2. What’s the issue with the traditional approach to scenario analysis?
As demonstrated by the COVID-19 pandemic, when it comes to adverse events, the traditional approach to commercial lending – using historical data, financial modelling of a base case, worst case and best-case scenario, and conducting annual reviews – is an approach that is not fit for purpose. In uneventful times, these models are fine. However, for unprecedented events such as the pandemic, the traditional models proved useless as historical correlations were broken; employing the traditional look-back approach was meaningless.
We can’t predict the future but must be better prepared for the unknown and reduce risks across our businesses with an ability to adapt quickly with data-driven decision making.

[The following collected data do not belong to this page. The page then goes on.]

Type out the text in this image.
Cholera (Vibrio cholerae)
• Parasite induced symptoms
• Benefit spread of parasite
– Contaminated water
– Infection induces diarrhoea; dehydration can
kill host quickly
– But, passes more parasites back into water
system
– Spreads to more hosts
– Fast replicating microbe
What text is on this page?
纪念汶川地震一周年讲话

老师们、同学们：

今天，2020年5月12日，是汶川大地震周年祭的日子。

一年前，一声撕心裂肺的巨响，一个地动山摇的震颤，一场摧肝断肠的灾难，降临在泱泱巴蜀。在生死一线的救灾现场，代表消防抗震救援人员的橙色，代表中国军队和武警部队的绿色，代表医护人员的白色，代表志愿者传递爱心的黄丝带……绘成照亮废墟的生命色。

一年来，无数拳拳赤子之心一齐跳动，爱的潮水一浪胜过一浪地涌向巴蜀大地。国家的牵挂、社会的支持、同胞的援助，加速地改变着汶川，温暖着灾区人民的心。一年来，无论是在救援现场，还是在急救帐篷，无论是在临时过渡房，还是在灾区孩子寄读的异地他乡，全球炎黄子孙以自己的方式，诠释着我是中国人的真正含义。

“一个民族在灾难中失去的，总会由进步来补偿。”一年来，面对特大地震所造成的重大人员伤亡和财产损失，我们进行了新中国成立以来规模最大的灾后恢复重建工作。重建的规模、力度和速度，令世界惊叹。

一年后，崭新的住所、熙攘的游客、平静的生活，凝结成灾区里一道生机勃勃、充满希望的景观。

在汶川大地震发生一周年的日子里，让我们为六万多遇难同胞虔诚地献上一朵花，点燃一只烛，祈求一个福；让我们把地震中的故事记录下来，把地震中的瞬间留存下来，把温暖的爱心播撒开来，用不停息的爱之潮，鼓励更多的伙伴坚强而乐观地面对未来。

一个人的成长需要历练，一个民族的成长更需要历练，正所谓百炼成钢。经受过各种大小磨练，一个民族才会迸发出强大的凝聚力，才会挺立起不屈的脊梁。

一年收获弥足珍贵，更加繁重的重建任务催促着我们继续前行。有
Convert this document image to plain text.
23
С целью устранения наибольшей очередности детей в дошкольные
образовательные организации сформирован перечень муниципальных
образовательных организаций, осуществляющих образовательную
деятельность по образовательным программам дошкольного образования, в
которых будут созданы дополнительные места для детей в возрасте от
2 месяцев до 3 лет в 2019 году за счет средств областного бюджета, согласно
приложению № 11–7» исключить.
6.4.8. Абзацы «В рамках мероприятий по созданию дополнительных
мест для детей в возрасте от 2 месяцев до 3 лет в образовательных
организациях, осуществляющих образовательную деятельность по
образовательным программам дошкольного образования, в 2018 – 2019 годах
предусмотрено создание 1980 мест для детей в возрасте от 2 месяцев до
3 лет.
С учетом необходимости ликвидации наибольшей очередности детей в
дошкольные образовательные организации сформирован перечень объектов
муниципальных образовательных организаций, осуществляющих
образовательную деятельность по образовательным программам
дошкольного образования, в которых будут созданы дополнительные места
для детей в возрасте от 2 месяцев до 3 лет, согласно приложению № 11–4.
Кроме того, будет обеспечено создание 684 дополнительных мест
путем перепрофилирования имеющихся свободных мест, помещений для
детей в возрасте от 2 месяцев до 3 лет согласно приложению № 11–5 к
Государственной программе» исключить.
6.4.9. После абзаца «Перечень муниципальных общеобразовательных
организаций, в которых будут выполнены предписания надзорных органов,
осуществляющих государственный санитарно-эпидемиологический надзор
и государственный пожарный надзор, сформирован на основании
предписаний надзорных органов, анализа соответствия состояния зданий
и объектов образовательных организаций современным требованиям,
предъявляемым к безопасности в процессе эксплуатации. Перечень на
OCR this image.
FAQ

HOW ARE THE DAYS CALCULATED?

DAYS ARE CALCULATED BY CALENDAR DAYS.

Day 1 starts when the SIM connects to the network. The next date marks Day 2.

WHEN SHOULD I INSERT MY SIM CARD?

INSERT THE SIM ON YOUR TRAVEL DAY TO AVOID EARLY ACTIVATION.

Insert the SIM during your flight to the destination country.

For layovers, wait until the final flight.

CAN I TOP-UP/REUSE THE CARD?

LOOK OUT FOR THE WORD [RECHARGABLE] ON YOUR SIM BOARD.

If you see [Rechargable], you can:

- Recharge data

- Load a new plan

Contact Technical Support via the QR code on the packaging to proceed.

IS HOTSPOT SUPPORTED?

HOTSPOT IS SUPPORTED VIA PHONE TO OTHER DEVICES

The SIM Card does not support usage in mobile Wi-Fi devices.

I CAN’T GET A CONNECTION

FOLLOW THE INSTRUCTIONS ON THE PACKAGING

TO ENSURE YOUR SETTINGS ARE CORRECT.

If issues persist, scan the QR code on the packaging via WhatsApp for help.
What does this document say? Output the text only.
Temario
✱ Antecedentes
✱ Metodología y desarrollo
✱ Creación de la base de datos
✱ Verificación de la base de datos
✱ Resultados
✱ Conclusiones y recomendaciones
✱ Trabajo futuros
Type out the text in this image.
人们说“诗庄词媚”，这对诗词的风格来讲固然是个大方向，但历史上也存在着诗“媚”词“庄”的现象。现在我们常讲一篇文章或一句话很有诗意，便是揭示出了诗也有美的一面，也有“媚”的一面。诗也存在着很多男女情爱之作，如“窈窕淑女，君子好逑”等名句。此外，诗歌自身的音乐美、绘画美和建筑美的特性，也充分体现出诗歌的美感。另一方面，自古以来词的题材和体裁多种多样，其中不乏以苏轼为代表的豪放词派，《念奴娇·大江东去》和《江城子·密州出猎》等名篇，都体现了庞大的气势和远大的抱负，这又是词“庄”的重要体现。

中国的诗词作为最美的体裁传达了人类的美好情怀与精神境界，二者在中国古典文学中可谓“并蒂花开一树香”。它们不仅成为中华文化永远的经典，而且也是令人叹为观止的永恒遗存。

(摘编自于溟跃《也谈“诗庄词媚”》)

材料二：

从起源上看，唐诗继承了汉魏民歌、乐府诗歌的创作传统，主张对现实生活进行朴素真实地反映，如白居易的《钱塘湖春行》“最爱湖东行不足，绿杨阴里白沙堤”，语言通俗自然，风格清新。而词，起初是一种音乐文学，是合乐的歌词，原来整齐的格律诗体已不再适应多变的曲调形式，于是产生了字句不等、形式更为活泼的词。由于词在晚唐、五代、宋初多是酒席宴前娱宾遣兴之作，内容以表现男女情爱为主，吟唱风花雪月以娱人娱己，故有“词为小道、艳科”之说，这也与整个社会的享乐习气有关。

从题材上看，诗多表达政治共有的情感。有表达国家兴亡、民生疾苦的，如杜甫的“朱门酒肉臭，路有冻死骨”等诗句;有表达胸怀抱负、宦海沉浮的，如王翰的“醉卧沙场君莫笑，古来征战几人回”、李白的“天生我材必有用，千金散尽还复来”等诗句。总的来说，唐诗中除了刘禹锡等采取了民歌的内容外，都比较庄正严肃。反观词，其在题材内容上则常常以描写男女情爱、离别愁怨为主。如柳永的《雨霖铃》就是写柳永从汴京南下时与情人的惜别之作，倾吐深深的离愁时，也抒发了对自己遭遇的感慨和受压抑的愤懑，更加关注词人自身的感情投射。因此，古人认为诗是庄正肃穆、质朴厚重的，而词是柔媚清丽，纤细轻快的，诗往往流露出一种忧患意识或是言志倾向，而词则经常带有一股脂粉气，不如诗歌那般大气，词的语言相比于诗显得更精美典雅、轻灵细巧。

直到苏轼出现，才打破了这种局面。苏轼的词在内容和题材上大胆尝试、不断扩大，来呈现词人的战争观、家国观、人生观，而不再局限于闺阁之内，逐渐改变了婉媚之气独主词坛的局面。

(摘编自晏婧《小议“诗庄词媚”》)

Commercial lenders need to be able to run a “bottoms-up” analysis of their loan books, assigning each business a vulnerability rating based on a subsector-specific, forward-looking credit scenario taking liquidity, debt capacity and profitability into account. This more dynamic view of risk is still valuable in a more stable economy because we can update risk inside a lender’s review cycles, allowing them to take a critical view of their loan book and maintain constant focus on the items of highest impact.
The realization that many industries experienced through COVID-19 is the same: we can’t predict the future but must be better prepared for the unknown and reduce risks across our businesses with an ability to adapt quickly with data-driven decision making. In doing so, banks will identify opportunities to lend faster, smarter and more to businesses.
3. How should commercial lenders be thinking about climate risk?
Climate change is a grave global issue that impacts us all and brings with it unique challenges for commercial lenders. These include:
- Data: either lack of data, or data that exists in unstructured form
- Models: the risk models and frameworks banks have used in the past aren’t fit for purpose
- Scenarios: explain-ability and defensibility of climate scenarios and underlying drivers
- Lack of consistency: the need to adopt commonly agreed frameworks
- Expertise: building out internal climate governance, together with external partners
Climate change is a grave global issue that impacts us all and brings with it unique challenges for commercial lenders.
In terms of addressing these challenges, we recommend banks follow the below guidelines:
1. Data and scenario analysis:
- In order to effectively examine the effects of climate change at the counter-party and exposure level, firms will need to gather and structure data specific to the operations of borrowers in specific industries.
- Banks will also need to consider a broad range of scenarios with sufficient granularity to enable them to adequately assess the risks of meeting their risk management objectives and wider climate change targets.
2. Develop a loan-level understanding of how risk cascades down the value chain:
- The US automotive industry is the perfect example…there are approx. 18,000 new-car dealerships selling cars with internal combustion engines, however, how will these thousands of businesses be impacted if most new car sales evolve to electric?
- Banks need to have a borrower (or asset) level understanding of their portfolio and take a forward-look view around how these businesses could be impacted.
3. The only way to develop a loan-level understanding is by having the right people, processes, and technologies in place:
- Front-line teams are the ones dealing with bank customers, and who will need to have conversations with them about transition risk and the changes they can and should be making to their business models to address these.
- Banks should be coaching their front line to have transition-related conversations with clients, providing them with the right questions to ask for different industries and sub-sectors, and using the data from these discussions as one of several inputs to help inform decision-making.